It’s been many years since pescado zarandeado—a whole snook grilled over charcoal and dressed with lemon and onion—has been on the menu at Mariscos Chente’s. At 71 years old, Vicente “Chente” Cossio, the godfather of Mexican seafood in L.A., has earned himself a break from flipping fish over a hot grill.
Still, the dish, perhaps more than any other, was instrumental in establishing Chente’s legacy, even if people didn’t realize he was the driving force all along. In 2011, Jonathan Gold published a review of Coni’Seafood, where he expressed concern that Sergio Peñuelas, the cook he deemed responsible for the excellent zarandeado, may not have been in the building.
“Is Mr. Peñuelas at the Hawthorne Avenue restaurant, has he moved to the Mar Vista branch or has he hopped to the one in Gardena?” Gold wrote. “Does he work every day? Do the other chefs know how to grill snook?”

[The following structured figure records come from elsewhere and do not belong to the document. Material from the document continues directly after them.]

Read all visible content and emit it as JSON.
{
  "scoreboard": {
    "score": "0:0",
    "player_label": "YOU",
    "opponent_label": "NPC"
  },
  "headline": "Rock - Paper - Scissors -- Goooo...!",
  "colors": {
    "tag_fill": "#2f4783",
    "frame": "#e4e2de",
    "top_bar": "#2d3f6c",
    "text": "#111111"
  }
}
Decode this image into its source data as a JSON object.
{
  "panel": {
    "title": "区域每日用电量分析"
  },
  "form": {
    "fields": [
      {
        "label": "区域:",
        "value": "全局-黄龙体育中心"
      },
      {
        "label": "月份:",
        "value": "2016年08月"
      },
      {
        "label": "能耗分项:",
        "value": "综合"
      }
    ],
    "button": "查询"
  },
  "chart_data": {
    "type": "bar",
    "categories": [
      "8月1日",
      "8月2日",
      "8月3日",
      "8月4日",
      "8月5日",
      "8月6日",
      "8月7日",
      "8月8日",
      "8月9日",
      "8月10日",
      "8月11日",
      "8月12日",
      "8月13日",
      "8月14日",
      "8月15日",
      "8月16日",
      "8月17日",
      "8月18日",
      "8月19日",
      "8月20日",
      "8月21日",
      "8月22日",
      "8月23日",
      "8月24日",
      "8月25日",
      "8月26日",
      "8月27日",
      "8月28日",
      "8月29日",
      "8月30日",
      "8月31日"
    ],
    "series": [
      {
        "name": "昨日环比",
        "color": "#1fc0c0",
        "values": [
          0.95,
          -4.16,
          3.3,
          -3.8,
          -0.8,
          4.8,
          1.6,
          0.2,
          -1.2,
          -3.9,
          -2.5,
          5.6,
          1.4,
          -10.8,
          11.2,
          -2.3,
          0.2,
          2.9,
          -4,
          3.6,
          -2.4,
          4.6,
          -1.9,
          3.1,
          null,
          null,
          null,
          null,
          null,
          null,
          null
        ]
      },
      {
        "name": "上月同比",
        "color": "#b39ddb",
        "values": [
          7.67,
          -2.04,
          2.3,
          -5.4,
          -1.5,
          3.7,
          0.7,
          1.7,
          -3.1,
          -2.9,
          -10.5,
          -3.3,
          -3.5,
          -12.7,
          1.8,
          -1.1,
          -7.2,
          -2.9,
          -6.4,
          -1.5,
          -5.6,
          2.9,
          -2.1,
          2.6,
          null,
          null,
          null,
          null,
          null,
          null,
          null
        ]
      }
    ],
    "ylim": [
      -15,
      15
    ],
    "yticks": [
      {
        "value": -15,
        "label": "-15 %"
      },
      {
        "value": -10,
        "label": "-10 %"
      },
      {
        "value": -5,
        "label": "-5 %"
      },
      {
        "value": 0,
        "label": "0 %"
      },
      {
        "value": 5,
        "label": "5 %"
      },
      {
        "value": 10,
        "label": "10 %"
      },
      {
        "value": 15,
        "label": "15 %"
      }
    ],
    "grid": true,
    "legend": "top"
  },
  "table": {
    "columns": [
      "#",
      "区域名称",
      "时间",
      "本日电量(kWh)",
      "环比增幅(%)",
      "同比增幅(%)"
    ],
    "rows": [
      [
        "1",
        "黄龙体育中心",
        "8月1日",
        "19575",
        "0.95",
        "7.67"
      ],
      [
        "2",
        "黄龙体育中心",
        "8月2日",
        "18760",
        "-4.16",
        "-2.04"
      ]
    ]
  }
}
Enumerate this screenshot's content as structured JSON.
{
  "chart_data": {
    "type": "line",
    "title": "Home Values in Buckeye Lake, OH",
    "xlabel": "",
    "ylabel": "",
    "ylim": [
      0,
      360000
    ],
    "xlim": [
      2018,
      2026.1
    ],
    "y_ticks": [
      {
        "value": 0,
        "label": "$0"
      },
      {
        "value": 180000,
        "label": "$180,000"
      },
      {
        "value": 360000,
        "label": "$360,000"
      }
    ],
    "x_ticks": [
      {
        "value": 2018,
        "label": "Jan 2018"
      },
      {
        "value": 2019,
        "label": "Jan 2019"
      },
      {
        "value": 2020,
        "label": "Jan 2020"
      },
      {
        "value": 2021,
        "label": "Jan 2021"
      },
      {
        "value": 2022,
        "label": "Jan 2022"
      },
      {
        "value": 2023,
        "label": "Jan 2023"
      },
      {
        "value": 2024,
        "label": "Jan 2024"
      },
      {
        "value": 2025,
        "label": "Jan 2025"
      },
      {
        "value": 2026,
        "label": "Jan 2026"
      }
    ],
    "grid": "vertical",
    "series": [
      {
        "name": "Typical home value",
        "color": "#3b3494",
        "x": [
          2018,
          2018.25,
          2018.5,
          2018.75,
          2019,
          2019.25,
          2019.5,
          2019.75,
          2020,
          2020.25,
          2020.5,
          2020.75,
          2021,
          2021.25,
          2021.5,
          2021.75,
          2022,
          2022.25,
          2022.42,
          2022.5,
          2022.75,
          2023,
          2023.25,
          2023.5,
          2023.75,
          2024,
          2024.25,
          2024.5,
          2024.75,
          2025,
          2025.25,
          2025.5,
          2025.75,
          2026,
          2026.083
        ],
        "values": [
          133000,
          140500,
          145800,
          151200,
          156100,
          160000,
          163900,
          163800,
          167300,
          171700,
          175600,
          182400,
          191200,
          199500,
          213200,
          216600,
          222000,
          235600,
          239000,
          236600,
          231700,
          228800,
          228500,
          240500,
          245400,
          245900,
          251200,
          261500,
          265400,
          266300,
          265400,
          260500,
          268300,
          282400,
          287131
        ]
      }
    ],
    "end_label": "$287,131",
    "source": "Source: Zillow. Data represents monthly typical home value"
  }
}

Gold doubled down on that fear—admittedly fueled by rumors on message boards like Chowhound—in his 2015 101 Best Restaurants list. He deemed Coni’Seafood worthy of the ballot, but questioned the future of zarandeado due to the departure of Peñuelas. Had he tried it lately? The same—and that’s no coincidence.
And, as long as we’re going down that road, it’s somewhat condescending to praise restaurants with local celebrity chefs that are rarely in the kitchen and then apply a different standard to a traditional restaurant that’s been in business since 1987. Ludo or Jon and Vinny don’t have to be in the kitchen but Peñuelas does? That’s a ridiculous double standard. Traditional restaurateurs are just as capable of maintaining their recipes, perhaps even more so.
Plus, it was Chente’s recipe all along, not necessarily Peñuelas’s proficiency on the grill, that was garnering all the praise. Especially in today’s cult-of-the-chef restaurant climate, you don’t credit the cook reducing the sauce or searing off the meat; you give the genius who crafted the food their due.
Regulars who have been eating Chente’s food—whether it’s at Mariscos Chente’s or Coni’Seafood—since the beginning know that his restaurants have maintained their flavor and quality through the years. (Though the same can’t be said for his ex-wife Magdalena’s similarly named Mariscos Chente in Mar Vista, but that’s another story altogether).
I might spend more time at Coni’Seafood these days, because that’s where the best pescado zarandeado in the U.S. lives, and that’s where you can find what is essentially the original Mariscos Chente’s experience. But everyone who loves Mexican seafood owes themselves a pilgrimage to the man’s whose recipes changed Mexican seafood in L.A. And when you go there—get the ceviche. Trust me.
Though the family has done an excellent job of maintaining Chente’s recipes, no one can make a traditional Nayarit-style ceviche like him; it’s always brilliant at Coni’Seafood, but Chente just does it better. “It’s my dad’s flavor; no one does it like him—I mean, I do the same recipe but it just tastes a little different. I can tell”, said daughter Connie Cossio. According to Chente, Connie was the best cook he ever trained, so that’s saying a lot.
Head down to Lennox, look for a handsome, older gentleman with impeccable curls, and ask him to please make you his ceviche de camaron. A plateful of raw shrimp sourced from Mexico is tossed with diced tomato, cucumber and purple onion, lime juice and a puree of jalapeños. I always ask for it extra spicy—it’s ceviche man, not a pinche seafood salad. Scoop up the ceviche with a tortilla chip and you’re in Essential T country.
Chente’s nautical themed hole-in-the-wall may look like a shipwreck, but the patriarch of L.A. first family of Mexican seafood is still an outstanding cook and seafood cocktailer.